The bill, the unions said, repeals all the provisions of existing legislation that obliges hotels to employ a sufficient number of employees in all specialities and regulates their employment terms. It also introduces a new provision which allows the rental or sublease of restaurants and bars of hotels to third parties.
The leaders of the SEK and PEO trade unions, who took part in the protest march from the finance ministry to the House, said the bill effectively deregulates the labour market in the sector and jeopardises upcoming discussions on the new collective agreement for the industry.
The two unions did not rule out more dynamic measures if the bill was not withdrawn.
Protesters gathered at around 11am at the finance ministry holding banners demanding their current collective agreement be honoured, ‘no to outsourcing laws for hotels’ and ‘golden hoteliers throw workers out on the streets’.
Hoteliers have seen record levels of visitors over the past three years due to the tourism boom.
According to PEO chief Pambis Kyritsis, current collective agreement are not being respected by hoteliers “and there are no industrial relations in a rapidly-growing sector of the economy”.
“Then the government comes with a bill, which provides for further deregulation,” Kyritsis said, adding that the bill would entitle hoteliers to sublet sections of their premises.
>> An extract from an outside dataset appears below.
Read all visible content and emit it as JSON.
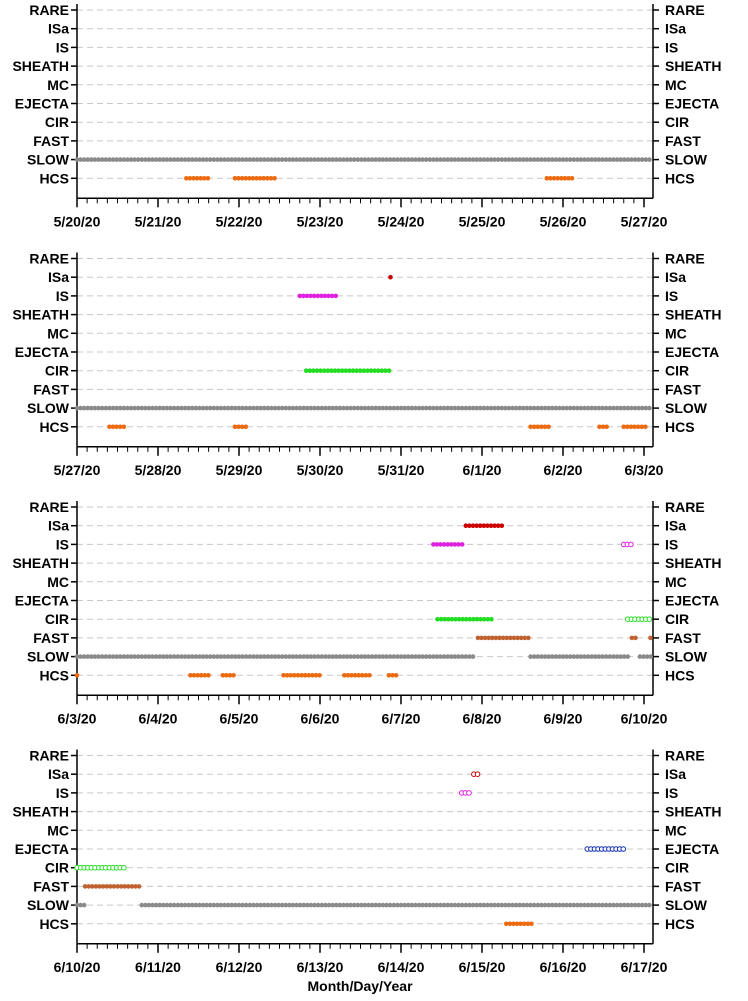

This would mean they did not have to comply with the regulations currently in force, in term of staff rights, or the hoteliers’ obligation to be accountable for what is happening in their hotels. “This will result in increased unregulated work, and will result in even greater problems for hotel guests,” he said.
SEK’s general-secretary Andreas Matsas warned: “If policies are promoted that contribute to further deregulation of the labour market and call into question the importance and role of workers, this will affect the collective bargaining process and contribute to the breakdown of industrial peace.”
Matsas said that already in the sector, the undeclared work rate is over 20 per cent, and wages were below the hourly average in Cyprus.
Earlier this month, the statistical service released figures showing that hourly labour costs were lowest in hotel and catering services at €7.50. The hotel and catering sector was at the bottom of the list, with an average yearly cost of €15,711 per employee.
One woman at the protest told CNA she had been working in a hotel for 16 years and was earning only €800 a month. “Can they [hoteliers] live on €800? Let them try it for at least a month.”
According to the resolution delivered by unions to the government during Tuesday’s protest, the proposed changes under the new bill are superseded by the current law, which provides that every hotel according to its category is obliged to employ a sufficient number of staff, suitably trained in all specialties to offer quality services. It also includes provisions on the employment of staff.
The unions are calling for a dialogue. If this is not forthcoming, they warned that they would react more forcefully. They asked the labour ministry to intervene during their visit to the various government departments on Tuesday.